Wt= wealth adjusted for purchasing power at time t (i.e. present value of all stocks, investments, houses etc...basically stuff you can borrow against in a pinch or if you really wanted to)

It= disposable income

Dt= discounted ability or desire to borrow to consume= e^(-(T-t)*rd) where rd= all inclusive time preference and borrowing ability/desire etc. and T= end of time period (pretty far out so we'll just call it effectively retirement)

let, C(t)= consumption ability = It + Wt*Dt

now assume there are 2 cases:

a) that 10% of wealth is invested in originary interest at rate i

b) that 10% of wealth is invested in equities at rate r

now lets look at some time t1>t.

a) E[Wt1]= (1+i)^(t1-t)*(1/10)*(Wt) + (9/10)*Wt

b) E[Wt1]= (1+r)^(t1-t)*(1/10)*(Wt) + (9/10)*Wt

here, we assume for simplification that ALL wealth not invested at i or r simply grows with inflation so purchasing power of that segment remains fixed.
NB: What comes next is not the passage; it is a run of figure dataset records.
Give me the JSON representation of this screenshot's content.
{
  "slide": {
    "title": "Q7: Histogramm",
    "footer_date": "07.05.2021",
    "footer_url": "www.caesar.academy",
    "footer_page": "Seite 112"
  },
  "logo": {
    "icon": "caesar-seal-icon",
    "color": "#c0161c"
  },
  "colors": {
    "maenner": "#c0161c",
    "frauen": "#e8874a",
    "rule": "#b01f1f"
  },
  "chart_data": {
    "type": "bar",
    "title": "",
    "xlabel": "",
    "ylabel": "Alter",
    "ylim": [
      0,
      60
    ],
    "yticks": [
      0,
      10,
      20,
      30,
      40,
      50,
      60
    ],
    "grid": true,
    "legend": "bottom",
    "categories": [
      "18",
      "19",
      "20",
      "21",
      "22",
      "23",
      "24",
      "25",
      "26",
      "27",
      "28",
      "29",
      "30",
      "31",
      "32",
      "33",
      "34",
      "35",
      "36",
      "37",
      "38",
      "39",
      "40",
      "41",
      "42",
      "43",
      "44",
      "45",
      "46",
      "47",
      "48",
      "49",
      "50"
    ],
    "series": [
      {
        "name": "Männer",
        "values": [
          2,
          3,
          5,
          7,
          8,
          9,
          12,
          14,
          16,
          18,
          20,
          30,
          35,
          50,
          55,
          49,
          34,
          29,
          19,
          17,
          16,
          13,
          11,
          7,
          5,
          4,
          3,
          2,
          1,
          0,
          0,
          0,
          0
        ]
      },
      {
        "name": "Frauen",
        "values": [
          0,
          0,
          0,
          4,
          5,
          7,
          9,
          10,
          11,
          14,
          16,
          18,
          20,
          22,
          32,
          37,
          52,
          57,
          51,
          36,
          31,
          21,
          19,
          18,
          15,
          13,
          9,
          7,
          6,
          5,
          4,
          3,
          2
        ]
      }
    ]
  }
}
now, we know that "i" is simply a time preference and can be approximated (simplistically) by the "risk free rate" or bank savings rates etc....for simplicity again, here it includes inflation expectations and some small amount of "entrepreneurial interest" for the default rate of the FDIC, the govt, and banks (i.e. i'll allow for no such ting as a risk free rate)j. otherwise, it is basically your "originary" interest (let me know if i'm misusing originary interest or time preference).
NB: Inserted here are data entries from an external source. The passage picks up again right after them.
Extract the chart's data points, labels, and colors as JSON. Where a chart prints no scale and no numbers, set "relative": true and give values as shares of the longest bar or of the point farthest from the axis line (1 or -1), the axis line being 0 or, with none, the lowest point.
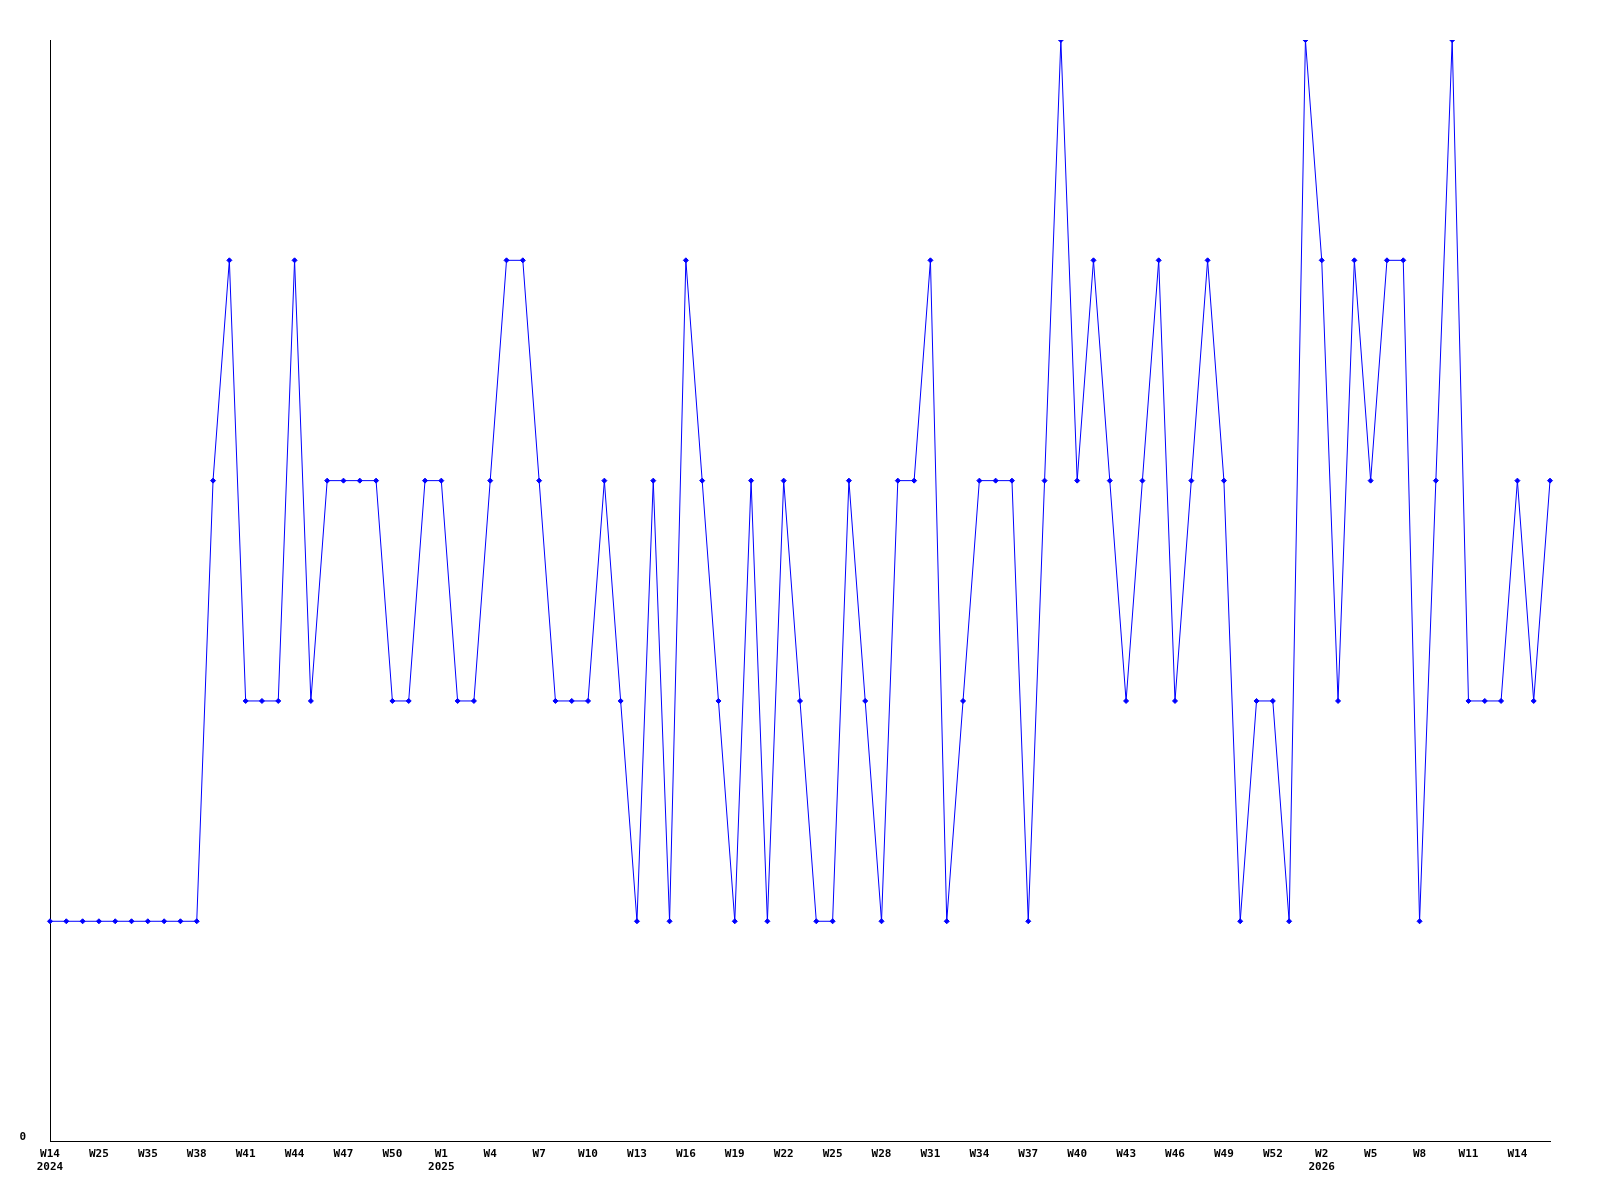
{
  "chart_data": {
    "type": "line",
    "relative": true,
    "categories": [
      "W14\n2024",
      null,
      null,
      "W25",
      null,
      null,
      "W35",
      null,
      null,
      "W38",
      null,
      null,
      "W41",
      null,
      null,
      "W44",
      null,
      null,
      "W47",
      null,
      null,
      "W50",
      null,
      null,
      "W1\n2025",
      null,
      null,
      "W4",
      null,
      null,
      "W7",
      null,
      null,
      "W10",
      null,
      null,
      "W13",
      null,
      null,
      "W16",
      null,
      null,
      "W19",
      null,
      null,
      "W22",
      null,
      null,
      "W25",
      null,
      null,
      "W28",
      null,
      null,
      "W31",
      null,
      null,
      "W34",
      null,
      null,
      "W37",
      null,
      null,
      "W40",
      null,
      null,
      "W43",
      null,
      null,
      "W46",
      null,
      null,
      "W49",
      null,
      null,
      "W52",
      null,
      null,
      "W2\n2026",
      null,
      null,
      "W5",
      null,
      null,
      "W8",
      null,
      null,
      "W11",
      null,
      null,
      "W14",
      null,
      null
    ],
    "series": [
      {
        "color": "#0000ff",
        "values": [
          0.2,
          0.2,
          0.2,
          0.2,
          0.2,
          0.2,
          0.2,
          0.2,
          0.2,
          0.2,
          0.6,
          0.8,
          0.4,
          0.4,
          0.4,
          0.8,
          0.4,
          0.6,
          0.6,
          0.6,
          0.6,
          0.4,
          0.4,
          0.6,
          0.6,
          0.4,
          0.4,
          0.6,
          0.8,
          0.8,
          0.6,
          0.4,
          0.4,
          0.4,
          0.6,
          0.4,
          0.2,
          0.6,
          0.2,
          0.8,
          0.6,
          0.4,
          0.2,
          0.6,
          0.2,
          0.6,
          0.4,
          0.2,
          0.2,
          0.6,
          0.4,
          0.2,
          0.6,
          0.6,
          0.8,
          0.2,
          0.4,
          0.6,
          0.6,
          0.6,
          0.2,
          0.6,
          1,
          0.6,
          0.8,
          0.6,
          0.4,
          0.6,
          0.8,
          0.4,
          0.6,
          0.8,
          0.6,
          0.2,
          0.4,
          0.4,
          0.2,
          1,
          0.8,
          0.4,
          0.8,
          0.6,
          0.8,
          0.8,
          0.2,
          0.6,
          1,
          0.4,
          0.4,
          0.4,
          0.6,
          0.4,
          0.6
        ]
      }
    ],
    "marker": "diamond",
    "line_style": "solid",
    "grid": false,
    "legend": false,
    "annotations": [
      "0"
    ]
  }
}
r, however, also includes the default rate AND a risk premium above the default rate on top of i.

so r= i + default premium + XR

where XR is the excess return of the equity portion of the investment ABOVE the default premium and above originary interest. XR must exist otherwise nobody would ivnest in equities since they'd be gambling for the sake of gambling. historically, this premium has been very high, however, it can be expected to be lower in the future but still persistant.

now, my WHOLE POINT is that, assuming disposable income stays constant, and all non-invested wealth stays at purchasing power,

C(t) under a) will be less than C(t) under b.

so [C(t1)b - C(t)b] - [C(t1)a - C(t)a] > 0

thus, we have CREATED the ability to consume in the future due to investments ABOVE the entreprenaurial rate of interest as the result of a risk premium so that in the future, more consumption can occur than can presently occur. AND, this extra consumption is more than the discounted consumption ability from the future. remember, i kept ALL factors of production fixed. simply choosing to invest in equities vs. originary interest yields that extra ability to consume in teh future.

thats what i'm saying.

now, i've included some endogenous things (like inflation) that should probably be treated as exogenous, but that is easy enough to deal with.

please point out where my logic is wrong and how it is possible that there is NOT extra consumption created by investments in things that transfer risk premia.